Ces quelques exemples l’illustrent bien, la marchandisation du savoir n’est pas cantonnée au cénacle où se négocie un accord international sur le commerce des services… il appartient à chacun de nous d’être vigilant afin que le caractère de service public de notre enseignement soit préservé.

Une autre dimension essentielle de cette préoccupation est bien évidemment le libre accès à l’enseignement supérieur. C’est à juste titre que les étudiants sont inquiets aujourd’hui face à certaines limitations de l’accès aux études universitaires. Tous les acteurs responsables de notre pays doivent considérer la formation de la jeunesse, et donc l’enseignement supérieur et universitaire, comme une priorité absolue. Contrairement à d’autres états européens, nous avons heureusement en Belgique développé depuis un demi siècle un système de solidarité et de sécurité sociales qui doit permettre et garantir ce libre accès à chacun, quel que soit le niveau de ses revenus. Comme universitaires, il nous revient d’être particulièrement vigilants pour préserver cet héritage de solidarité et résister à toutes les sirènes du chacun pour soi.

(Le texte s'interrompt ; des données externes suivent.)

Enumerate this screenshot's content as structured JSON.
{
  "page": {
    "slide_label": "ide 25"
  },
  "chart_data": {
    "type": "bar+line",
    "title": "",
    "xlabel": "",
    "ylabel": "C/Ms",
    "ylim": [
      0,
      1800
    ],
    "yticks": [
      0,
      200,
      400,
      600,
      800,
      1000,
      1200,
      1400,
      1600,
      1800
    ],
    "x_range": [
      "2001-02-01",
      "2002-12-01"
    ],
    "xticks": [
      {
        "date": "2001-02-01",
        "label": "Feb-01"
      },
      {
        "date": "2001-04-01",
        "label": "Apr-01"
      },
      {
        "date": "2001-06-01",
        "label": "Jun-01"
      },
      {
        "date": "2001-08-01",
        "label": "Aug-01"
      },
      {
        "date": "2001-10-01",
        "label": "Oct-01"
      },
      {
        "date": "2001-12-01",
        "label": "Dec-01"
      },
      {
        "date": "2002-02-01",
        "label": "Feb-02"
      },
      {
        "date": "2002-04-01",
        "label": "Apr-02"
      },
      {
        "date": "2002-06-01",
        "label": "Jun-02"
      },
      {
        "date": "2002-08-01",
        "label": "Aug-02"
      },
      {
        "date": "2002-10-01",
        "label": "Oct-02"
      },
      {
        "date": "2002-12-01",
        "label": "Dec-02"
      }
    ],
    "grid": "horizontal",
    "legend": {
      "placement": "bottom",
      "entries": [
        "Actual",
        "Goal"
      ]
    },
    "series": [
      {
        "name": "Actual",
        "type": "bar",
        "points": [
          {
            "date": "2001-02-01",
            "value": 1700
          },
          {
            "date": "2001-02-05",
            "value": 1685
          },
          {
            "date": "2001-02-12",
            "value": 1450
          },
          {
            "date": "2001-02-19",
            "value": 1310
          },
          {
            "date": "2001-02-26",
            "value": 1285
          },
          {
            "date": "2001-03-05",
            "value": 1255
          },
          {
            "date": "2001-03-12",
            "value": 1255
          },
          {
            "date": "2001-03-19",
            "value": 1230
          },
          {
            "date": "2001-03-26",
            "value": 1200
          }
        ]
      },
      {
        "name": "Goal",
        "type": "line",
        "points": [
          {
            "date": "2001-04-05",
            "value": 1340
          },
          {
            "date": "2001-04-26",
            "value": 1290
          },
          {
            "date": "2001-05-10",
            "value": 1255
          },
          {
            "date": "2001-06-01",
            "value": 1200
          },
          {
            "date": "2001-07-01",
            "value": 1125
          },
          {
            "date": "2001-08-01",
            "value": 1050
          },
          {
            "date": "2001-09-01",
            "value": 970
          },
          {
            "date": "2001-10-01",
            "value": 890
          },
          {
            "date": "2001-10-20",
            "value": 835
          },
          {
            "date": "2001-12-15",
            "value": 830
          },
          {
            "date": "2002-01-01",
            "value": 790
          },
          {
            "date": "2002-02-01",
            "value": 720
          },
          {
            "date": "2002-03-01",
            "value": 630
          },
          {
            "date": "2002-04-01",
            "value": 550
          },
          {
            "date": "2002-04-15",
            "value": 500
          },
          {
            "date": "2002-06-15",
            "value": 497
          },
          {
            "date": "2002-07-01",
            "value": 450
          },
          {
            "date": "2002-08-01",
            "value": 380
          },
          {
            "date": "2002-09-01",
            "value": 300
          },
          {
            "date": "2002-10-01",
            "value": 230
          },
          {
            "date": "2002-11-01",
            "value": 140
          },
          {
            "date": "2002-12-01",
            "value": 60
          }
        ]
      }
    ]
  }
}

Par ailleurs, la limitation actuelle de l’accès à nos universités des étudiants des pays extérieurs à l’Union Européenne, et plus particulièrement des pays du Sud, doit être dénoncée. Cette pratique n’est-elle pas une manière insidieuse de s’aligner sur les lois du marché ? De plus, elle constitue un grave repli sur soi et un appauvrissement certain pour nos communautés universitaires et pour notre pays.

Je déclare ouverte, sous la garde de Notre-dame de la Paix, cette année académique 2002-2003.

Michel Scheuer, Recteur




[2] Riccardo Petrella, L’éducation, victime de cinq pièges – A propos de la société de la connaissance, Ed. Fides, Montréal, 2000.